Limitations & Future Work

  • Dependency on High-Quality Frozen MLLM: The framework relies on InternVL3-2B's representations; whether weaker visual encoders could provide sufficient semantics remains to be verified.
  • Fixed Auxiliary Prompt: A generic fixed prompt was used; the potential space for prompt design design to improve quality was not deeply explored.
  • Scaling Constraints: IOMM-L/XL were not fully trained due to epoch limits; the true ceiling at larger scales is unknown. Furthermore, paired data remains essential in hybrid fine-tuning, as image-only tuning fails instruction alignment.
  • vs MetaQuery / BLIP3-o (Frozen MLLM + Learnable Query): These still rely on large-scale pairs for the generative end.
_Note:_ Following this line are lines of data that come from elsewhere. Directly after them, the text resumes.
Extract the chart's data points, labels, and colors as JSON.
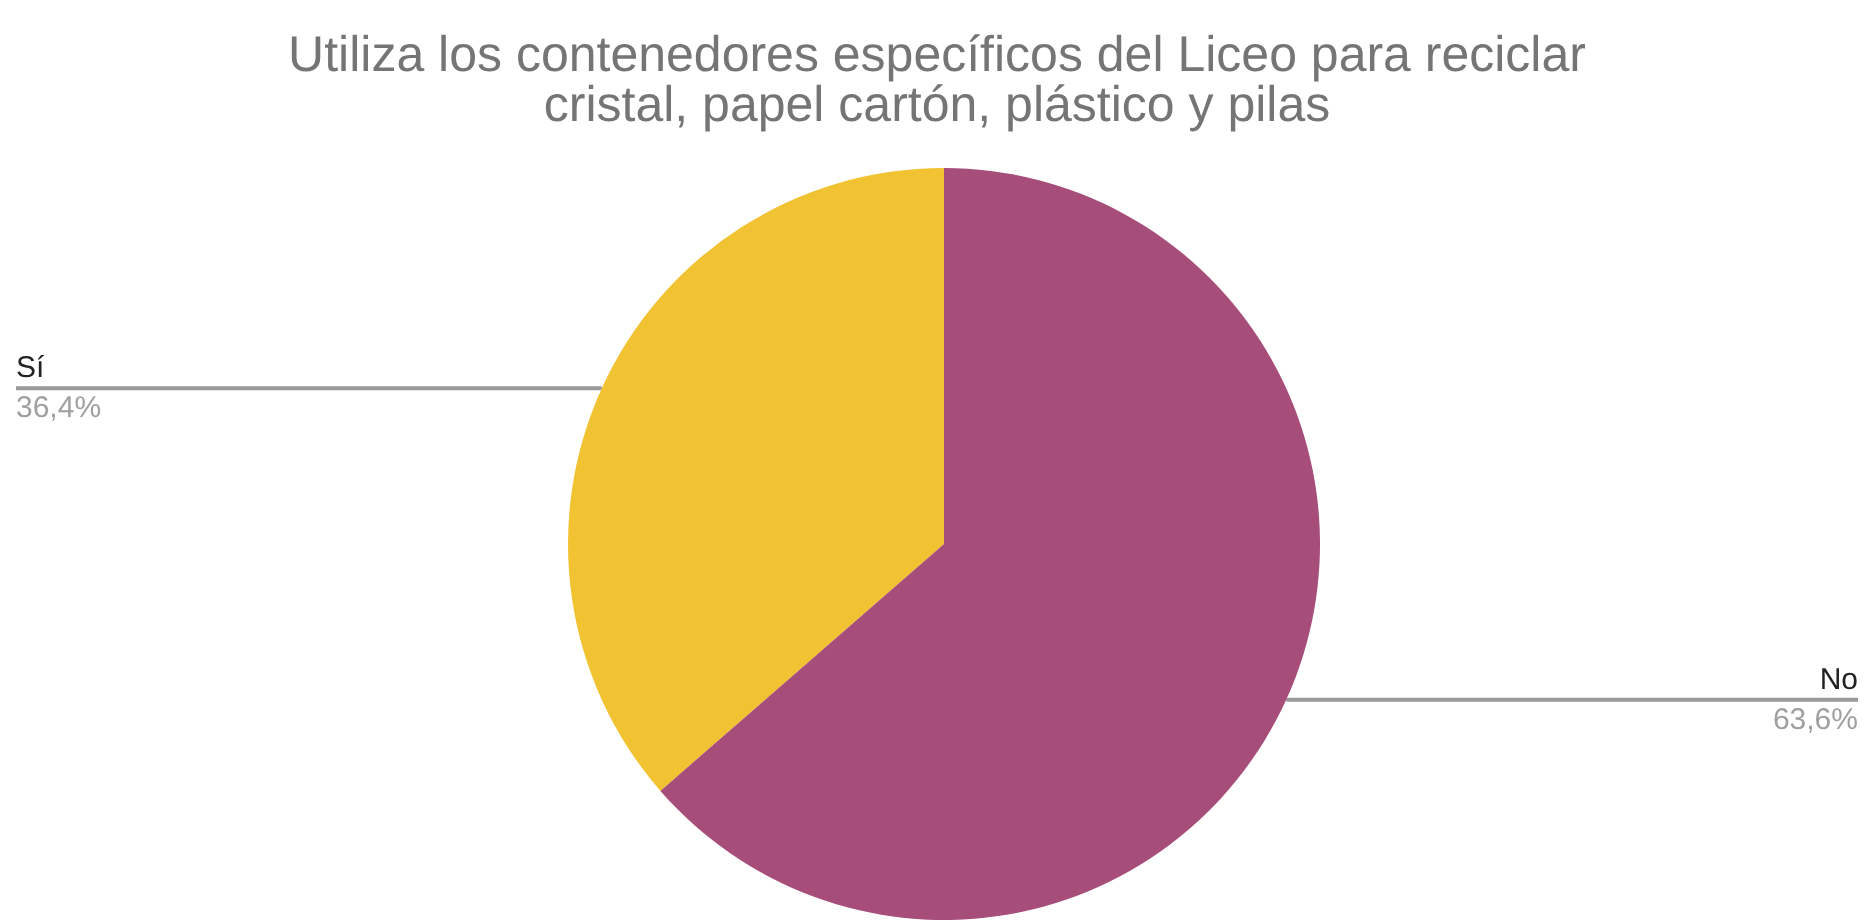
{
  "chart_data": {
    "type": "pie",
    "title": "Utiliza los contenedores específicos del Liceo para reciclar\ncristal, papel cartón, plástico y pilas",
    "categories": [
      "Sí",
      "No"
    ],
    "values": [
      36.4,
      63.6
    ],
    "colors": [
      "#f1c232",
      "#a64d79"
    ],
    "value_labels": [
      "36,4%",
      "63,6%"
    ]
  }
}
IOMM replaces this with image-only self-conditioning and MIM, achieving faster convergence and saving on private data.
  • vs Lumos-T2I (Image-only Pre-training for T2I): While both use image pre-training, Lumos is a specialized T2I model lacking understanding; IOMM is designed for UMMs with understanding+generation and introduces MIM.
  • vs MAE (Masked Auto-encoders): IOMM borrows the "mask-and-predict" concept but applies it to prevent self-conditioning degeneration rather than just learning discriminative representations.

Rating

  • Novelty: ⭐⭐⭐⭐⭐ The "Image as Condition + MIM" paradigm shift removes dependency on image-text pairs for pre-training.
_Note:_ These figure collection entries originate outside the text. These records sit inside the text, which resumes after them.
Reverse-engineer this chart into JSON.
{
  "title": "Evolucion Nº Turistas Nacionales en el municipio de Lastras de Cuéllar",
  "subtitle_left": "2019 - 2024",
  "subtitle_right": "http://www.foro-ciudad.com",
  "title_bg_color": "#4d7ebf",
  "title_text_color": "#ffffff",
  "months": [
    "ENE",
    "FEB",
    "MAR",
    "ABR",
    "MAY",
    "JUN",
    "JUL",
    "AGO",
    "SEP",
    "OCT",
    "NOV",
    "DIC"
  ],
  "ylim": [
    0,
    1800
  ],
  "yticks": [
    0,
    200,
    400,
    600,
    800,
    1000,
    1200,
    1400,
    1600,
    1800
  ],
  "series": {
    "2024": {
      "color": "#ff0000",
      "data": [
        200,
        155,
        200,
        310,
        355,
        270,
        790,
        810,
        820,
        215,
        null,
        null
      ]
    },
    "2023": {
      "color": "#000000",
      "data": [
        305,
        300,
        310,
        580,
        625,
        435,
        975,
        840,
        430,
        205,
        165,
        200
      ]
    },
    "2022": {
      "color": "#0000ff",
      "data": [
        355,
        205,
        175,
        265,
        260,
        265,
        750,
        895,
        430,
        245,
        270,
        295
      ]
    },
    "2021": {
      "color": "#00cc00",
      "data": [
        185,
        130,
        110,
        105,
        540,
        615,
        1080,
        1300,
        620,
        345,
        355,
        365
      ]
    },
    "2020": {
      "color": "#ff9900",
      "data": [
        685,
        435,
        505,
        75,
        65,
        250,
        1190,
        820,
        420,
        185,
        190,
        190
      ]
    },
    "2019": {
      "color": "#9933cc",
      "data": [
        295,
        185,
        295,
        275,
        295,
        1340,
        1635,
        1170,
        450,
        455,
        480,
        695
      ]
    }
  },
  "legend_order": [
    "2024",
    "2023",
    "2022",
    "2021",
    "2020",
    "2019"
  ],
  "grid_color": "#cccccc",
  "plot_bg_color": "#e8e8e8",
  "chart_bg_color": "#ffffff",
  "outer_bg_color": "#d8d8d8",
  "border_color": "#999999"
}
  • Experimental Thoroughness: ⭐⭐⭐⭐⭐ Systematic ablation of six data recipes, multi-benchmark testing, and generalization to OpenUni/Qwen-Image.
  • Writing Quality: ⭐⭐⭐⭐ Motives and ablations are clear, though minor inconsistencies exist in decimal reporting (0.88 vs 0.89).
  • Value: ⭐⭐⭐⭐⭐ Reaching SOTA with only ~1050 H800h and public data is highly significant for low-cost, reproducible UMM training.